Things I've learned, but not in school

by Vivian Lawson Hogue

In education, there is something called “birdwalking.” It refers to a class discussion that becomes off-subject, much as a bird goes in random directions for morsels to eat. Although not recommended, I confess that my students and I enjoyed it. With purposes and limits understood, it often enriched discussion. Students’ outside learning, which is often in the social world, was valid and valued. I can even vouch for it myself.

For instance, from my early years, I learned:

When you are offered something that you don’t need or want, be polite and accept it with a thank you. Don’t try to figure it out. It’s just the way we get along.

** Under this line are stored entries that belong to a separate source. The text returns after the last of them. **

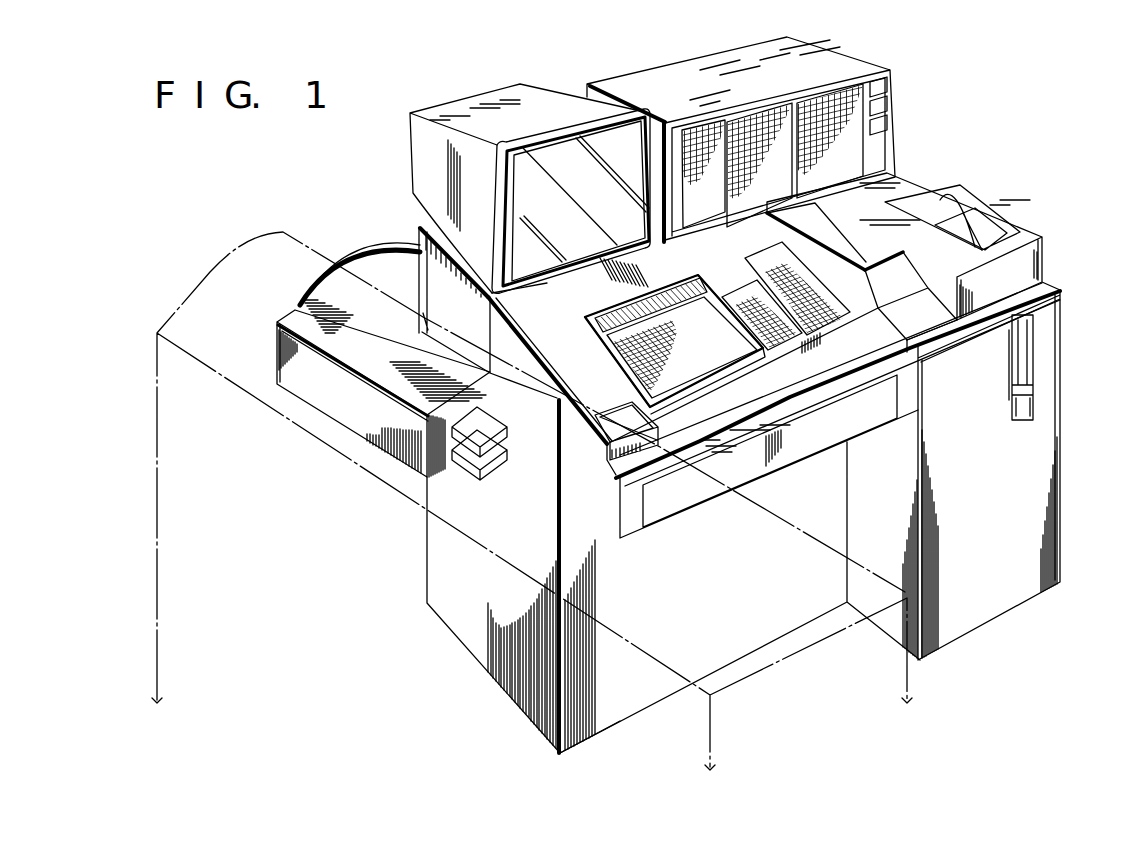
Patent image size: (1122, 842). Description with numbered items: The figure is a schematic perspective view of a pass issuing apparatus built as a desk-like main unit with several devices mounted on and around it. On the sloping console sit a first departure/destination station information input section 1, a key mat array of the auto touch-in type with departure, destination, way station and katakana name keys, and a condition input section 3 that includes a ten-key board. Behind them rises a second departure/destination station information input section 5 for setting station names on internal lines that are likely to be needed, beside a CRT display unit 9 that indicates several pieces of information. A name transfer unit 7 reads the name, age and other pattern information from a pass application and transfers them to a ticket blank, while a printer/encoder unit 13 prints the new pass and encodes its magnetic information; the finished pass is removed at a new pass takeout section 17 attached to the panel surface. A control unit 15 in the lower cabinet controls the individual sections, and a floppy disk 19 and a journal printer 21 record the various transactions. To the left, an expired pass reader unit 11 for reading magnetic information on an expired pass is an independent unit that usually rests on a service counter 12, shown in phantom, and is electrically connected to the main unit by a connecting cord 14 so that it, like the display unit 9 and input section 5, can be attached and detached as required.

The first departure/destination station information input section 1 is at (724, 349).
The condition input section 3 is at (773, 262).
The second departure/destination station information input section 5 is at (752, 128).
The name transfer unit 7 is at (905, 277).
The CRT display unit 9 is at (582, 157).
The expired pass reader unit 11 is at (300, 318).
The service counter 12 is at (176, 326).
The printer/encoder unit 13 is at (447, 296).
The connecting cord 14 is at (356, 250).
The control unit 15 is at (1000, 600).
The new pass takeout section 17 is at (615, 413).
The floppy disk 19 is at (1035, 350).
The journal printer 21 is at (963, 226).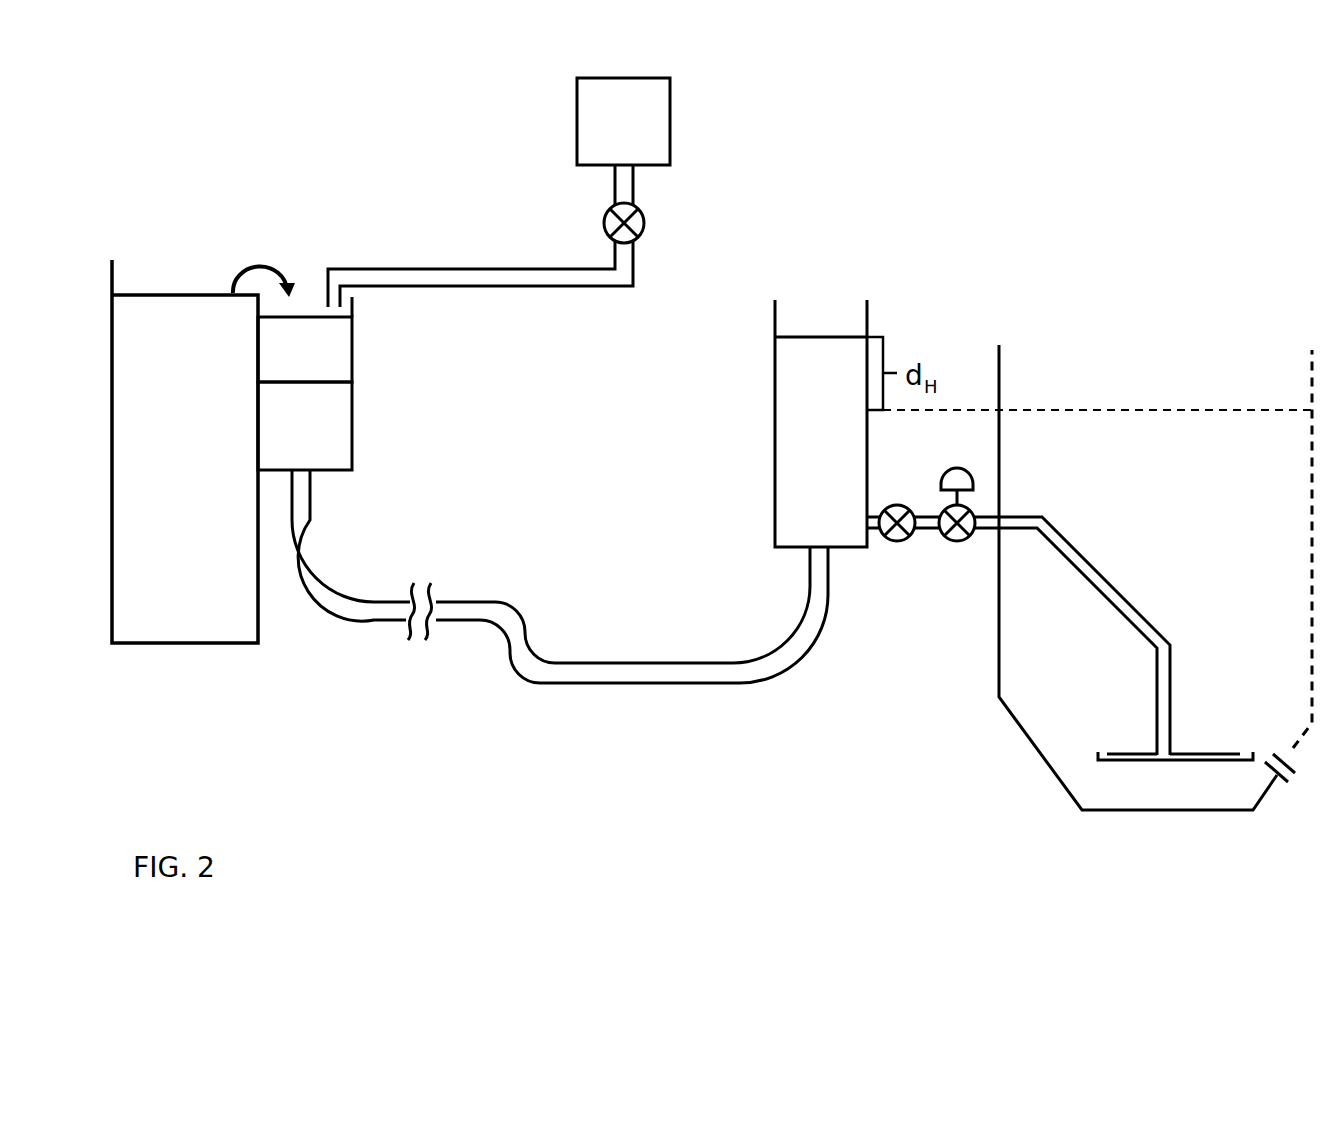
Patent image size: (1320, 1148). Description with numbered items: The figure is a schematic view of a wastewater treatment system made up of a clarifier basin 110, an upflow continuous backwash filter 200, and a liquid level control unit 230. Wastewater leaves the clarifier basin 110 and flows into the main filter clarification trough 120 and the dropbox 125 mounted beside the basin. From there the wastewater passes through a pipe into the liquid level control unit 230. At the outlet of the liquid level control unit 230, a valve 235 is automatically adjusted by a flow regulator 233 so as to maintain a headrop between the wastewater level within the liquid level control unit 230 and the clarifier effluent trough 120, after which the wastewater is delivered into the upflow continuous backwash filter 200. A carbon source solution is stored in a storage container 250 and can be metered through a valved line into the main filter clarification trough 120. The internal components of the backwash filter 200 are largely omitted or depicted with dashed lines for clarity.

The clarifier basin 110 is at (203, 451).
The main filter clarification trough 120 is at (305, 339).
The dropbox 125 is at (305, 426).
The storage container 250 is at (499, 192).
The liquid level control unit 230 is at (821, 423).
The flow regulator 233 is at (947, 473).
The valve 235 is at (945, 543).
The upflow continuous backwash filter 200 is at (988, 780).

When your dad tells you to be careful of the green, slimy algae on the rocks in the creek, assume he has an experience to verify probable results.

When your mother comes a half a block hunting for you with a switch in her hand because you left the house without permission, it is not the time to bestow your fervent devotion to her. If you think running to her with arms outstretched, all the while repeating, “I LOVE YOU! I LOVE YOU!” through copious tears is going to work, you will soon have that other “think” a-coming that you didn’t think of in the first place.

When you’re 6 years old and your mother says, “We’re going to the library,” never assume that you will not start first with a round of immunizations at the county health department in the courthouse, THEN visit the library.

There are no taller shoulders than an 18-year-old brother’s when you are age 3.

The long four blocks it took to walk home from grade school seemed shorter when we reached high school, depending on whether we were detected by Miss Clayton’s dogs and how fast we could run. There is probably some arithmetical reading problem in there somewhere, but I always avoided math whenever possible.

When your mother tells you to never try to trap a bumblebee in a hollyhock bloom, she means NEVER.

Also at my mother’s feet, I learned references to the Bible, mythology and great literature just by one particular phrase. She would tell me my room (my closet, my hair, my clothes) looked like the “wreck of the Hesperus.” I knew what a wreck was, but was not familiar with the “Hesperus” part. Without Google, I finally asked what that meant, as I’m sure she thought I never would. I was then probably the only kid in Conway who knew about the poem by Longfellow. And that looking like a shipwreck was not a compliment.

In my adult years:

It was a good thing I learned early how the word “anyway” is spelled and pronounced correctly, as today’s nonexistent word “anyways” makes my eardrums scream for mercy.

At some point, I learned that when someone says, “Thank you,” the proper response is, “You’re welcome” rather than “No problem.” Most people never think gratitude would be a “problem” for anyone. This is often said by the same restaurant servers who also call both men and women customers “You guys” instead of “sir” or “ma’am.” As a female, it seems bizarre to be called a guy.

I learned that real friends can be apart for years and return to find their friendship is the same. However, I also found that sometimes they can’t share each others’ clothing or shoes anymore.

I noticed that a grandparent likes to rock grandchildren even if their gangly legs hang over the chair arms and their feet touch the floor.

In the 1980s, I learned that the Commodore 64 would not have the last say in technology, which was fine because I didn’t understand its language anyway.

So, what and how we learn is not always found in a classroom. If we are fortunate, we will never stop observing what life can teach us, even if it is the usual way — the hard way.